Samsarah Morgan: Overall, this is not a safe country for any woman to give birth. This is not a safe country for any person to get pregnant. This is the most dangerous country of all the Pacific countries, industrialized countries. This is the most treacherous one to do that activity, okay, because money drives medicine. In other countries, they have single payer. It’s not because they love women so much more than we do in this country—not at all. It’s that in that structure they’re trying to save money, not waste money, and so it makes sense to let the midwives—who are paid less than a trained surgeon—it makes sense to let them catch the babies. Once you’re afraid of birth, they got you.
Linda Jones: People over the years have called and said, ‘I’m so afraid to have this baby.’ That shouldn’t be. That’s man-made, it’s not something that’s inherited by a woman when she’s born, you know. That’s man-made, that we’re so afraid.
Samsarah Morgan: Another piece of that Black Lives Matter scenario is that, yes, we shouldn’t be afraid. But what I’m hearing from young Black women is that their mamas are telling them to get the epidural. Their aunties are like, ‘Why would you want to feel that?’ Because that mama or that auntie was robbed of the information, knowledge, or support to allow that person to have that experience, and then they’re denying it to their daughters or their young women that have to fight, and cut off their families if they want to have a home birth, and save up the money to do it. Then they’re keeping it quiet from their families because the family will not support them. And that’s internal work that we have to do—that’s our internalized oppression that also is part of, in my estimation, the Black Lives Matter movement. We have to decide that our Black lives matter, too. And because our Black lives matter, it makes perfect sense that we’re going to support our family member or friend in having a home birth, and we’re not going to tell her scary stories about someone else’s birth—because why would you do that? That’s the act of a traumatized person.

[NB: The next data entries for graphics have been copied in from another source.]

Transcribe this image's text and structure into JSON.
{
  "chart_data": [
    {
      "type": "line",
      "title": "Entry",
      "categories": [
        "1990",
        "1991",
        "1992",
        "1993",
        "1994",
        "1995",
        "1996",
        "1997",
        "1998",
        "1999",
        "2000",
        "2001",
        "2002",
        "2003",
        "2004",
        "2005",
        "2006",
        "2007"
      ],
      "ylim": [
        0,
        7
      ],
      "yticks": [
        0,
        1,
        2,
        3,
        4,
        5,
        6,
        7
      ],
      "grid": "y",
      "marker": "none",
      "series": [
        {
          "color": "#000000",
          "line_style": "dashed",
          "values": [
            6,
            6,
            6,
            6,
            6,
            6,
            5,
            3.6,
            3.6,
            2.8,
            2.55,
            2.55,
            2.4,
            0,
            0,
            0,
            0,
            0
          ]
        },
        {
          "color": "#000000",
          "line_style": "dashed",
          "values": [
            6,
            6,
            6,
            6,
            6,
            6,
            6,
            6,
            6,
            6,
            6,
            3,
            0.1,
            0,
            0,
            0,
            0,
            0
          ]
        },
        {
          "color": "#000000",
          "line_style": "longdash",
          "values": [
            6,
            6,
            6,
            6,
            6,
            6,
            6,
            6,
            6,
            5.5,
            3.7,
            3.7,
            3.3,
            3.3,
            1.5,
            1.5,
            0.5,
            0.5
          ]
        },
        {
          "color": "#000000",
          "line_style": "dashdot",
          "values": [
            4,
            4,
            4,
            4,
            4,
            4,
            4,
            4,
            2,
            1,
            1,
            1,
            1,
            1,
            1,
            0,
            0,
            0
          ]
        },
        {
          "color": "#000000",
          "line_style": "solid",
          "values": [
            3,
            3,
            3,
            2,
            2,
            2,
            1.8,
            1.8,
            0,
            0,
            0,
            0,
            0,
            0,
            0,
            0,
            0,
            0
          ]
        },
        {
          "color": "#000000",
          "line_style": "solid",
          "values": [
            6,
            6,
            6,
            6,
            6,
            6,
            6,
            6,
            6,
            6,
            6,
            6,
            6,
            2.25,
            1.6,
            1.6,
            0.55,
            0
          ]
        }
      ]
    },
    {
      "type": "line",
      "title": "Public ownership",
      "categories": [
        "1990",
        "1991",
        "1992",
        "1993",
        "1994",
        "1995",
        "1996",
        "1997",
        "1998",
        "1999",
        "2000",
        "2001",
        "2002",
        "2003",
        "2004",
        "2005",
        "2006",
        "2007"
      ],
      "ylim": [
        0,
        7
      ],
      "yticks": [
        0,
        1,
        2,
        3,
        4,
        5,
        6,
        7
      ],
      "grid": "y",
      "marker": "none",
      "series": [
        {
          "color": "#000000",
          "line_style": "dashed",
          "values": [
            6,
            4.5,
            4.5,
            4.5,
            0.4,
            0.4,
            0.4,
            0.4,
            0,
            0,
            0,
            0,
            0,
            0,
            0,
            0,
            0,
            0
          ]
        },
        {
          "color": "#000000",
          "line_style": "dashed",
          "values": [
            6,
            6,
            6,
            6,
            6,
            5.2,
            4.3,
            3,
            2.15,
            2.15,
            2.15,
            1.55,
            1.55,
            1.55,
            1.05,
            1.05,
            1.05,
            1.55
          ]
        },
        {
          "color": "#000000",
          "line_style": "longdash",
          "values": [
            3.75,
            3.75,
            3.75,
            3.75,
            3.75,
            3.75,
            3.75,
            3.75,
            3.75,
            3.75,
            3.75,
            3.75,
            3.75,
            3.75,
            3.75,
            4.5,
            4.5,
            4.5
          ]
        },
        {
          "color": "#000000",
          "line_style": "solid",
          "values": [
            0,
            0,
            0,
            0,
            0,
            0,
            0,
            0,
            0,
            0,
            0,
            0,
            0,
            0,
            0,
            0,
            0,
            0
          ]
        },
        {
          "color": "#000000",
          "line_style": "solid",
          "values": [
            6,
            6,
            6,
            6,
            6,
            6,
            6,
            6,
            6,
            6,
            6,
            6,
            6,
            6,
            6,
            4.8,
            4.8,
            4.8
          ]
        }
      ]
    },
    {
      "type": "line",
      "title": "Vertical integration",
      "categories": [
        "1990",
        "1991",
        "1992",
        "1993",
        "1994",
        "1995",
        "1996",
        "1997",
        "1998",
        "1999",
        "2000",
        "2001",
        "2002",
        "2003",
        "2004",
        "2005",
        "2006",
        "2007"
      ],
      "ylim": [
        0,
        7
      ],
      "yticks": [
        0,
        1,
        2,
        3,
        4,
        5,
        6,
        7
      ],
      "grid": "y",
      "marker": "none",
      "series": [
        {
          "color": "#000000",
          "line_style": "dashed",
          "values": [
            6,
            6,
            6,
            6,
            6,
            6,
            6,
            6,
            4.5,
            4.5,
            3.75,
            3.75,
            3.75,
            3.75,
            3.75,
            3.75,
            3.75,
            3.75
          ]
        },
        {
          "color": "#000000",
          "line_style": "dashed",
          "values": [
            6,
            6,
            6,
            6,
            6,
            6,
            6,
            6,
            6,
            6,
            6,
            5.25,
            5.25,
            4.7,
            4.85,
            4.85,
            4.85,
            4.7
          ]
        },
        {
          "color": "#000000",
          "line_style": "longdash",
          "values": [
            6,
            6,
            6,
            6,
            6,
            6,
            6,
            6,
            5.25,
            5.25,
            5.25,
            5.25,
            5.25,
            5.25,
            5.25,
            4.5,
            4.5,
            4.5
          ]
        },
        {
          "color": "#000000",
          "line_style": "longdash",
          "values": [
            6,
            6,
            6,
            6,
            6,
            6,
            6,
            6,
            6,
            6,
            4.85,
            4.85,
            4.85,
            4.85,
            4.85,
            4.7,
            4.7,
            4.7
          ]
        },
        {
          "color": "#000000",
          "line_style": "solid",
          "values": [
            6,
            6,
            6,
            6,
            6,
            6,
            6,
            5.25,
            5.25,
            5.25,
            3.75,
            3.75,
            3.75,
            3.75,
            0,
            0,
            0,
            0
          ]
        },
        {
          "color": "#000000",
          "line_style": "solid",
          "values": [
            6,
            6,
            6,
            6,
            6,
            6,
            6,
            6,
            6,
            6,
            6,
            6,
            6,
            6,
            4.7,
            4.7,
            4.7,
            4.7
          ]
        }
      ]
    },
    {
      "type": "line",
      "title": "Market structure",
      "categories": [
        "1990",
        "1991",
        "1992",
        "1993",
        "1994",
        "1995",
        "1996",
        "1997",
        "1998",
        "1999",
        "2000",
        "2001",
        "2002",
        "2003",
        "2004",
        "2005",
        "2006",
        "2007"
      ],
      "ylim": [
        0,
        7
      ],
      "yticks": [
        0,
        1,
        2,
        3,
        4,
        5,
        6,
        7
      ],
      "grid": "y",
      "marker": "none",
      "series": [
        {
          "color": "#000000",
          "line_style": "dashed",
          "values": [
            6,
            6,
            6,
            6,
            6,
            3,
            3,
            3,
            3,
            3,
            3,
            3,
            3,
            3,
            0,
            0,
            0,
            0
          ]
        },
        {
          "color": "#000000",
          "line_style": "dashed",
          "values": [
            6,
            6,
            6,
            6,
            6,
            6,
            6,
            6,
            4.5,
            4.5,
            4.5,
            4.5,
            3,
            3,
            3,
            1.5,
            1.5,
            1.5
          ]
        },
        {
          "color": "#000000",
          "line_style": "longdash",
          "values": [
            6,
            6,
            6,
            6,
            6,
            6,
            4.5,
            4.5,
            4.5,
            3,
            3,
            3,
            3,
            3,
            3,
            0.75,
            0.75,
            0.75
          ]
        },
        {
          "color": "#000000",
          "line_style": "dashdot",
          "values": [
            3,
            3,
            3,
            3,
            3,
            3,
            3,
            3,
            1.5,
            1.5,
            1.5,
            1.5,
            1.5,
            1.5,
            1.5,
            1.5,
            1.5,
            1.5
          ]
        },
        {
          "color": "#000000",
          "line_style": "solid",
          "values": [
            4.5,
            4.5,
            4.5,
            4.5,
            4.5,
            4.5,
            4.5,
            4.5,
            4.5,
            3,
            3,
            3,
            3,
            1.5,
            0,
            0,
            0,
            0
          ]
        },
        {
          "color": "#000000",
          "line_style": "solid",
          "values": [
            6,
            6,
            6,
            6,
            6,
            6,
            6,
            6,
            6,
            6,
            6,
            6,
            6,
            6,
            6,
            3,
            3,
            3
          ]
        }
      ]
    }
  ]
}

Jewel Buchanan-Boone: We’re a product of our environment. Even when we’re creating new progressive movements, we have to understand that even those movements are bred out of being products of the environment. We still aren’t talking about our birth stories; we still aren’t talking about the fact that Black women who are leading this movement, Black queer folks who are leading this movement, are consistently still dealing with, you know, the folks who actually don’t want liberation, who just want to be where the white man is—and that includes in the birthing room. They don’t necessarily want Black women liberated, and Black birthing folks liberated to be able to have their babies. They just want to be the [obstetrician], they just want to be, in the end, making the right call and having their signature on the situation. But no one wants to sit in front of, you know, 1,000 of their peers during a ground round, saying these are the decisions that I made that resulted in this black woman dying.
Thank you all for coming. This project wouldn’t have been possible without you three amazing women, and I would like to thank you for the work that you all are doing in our community.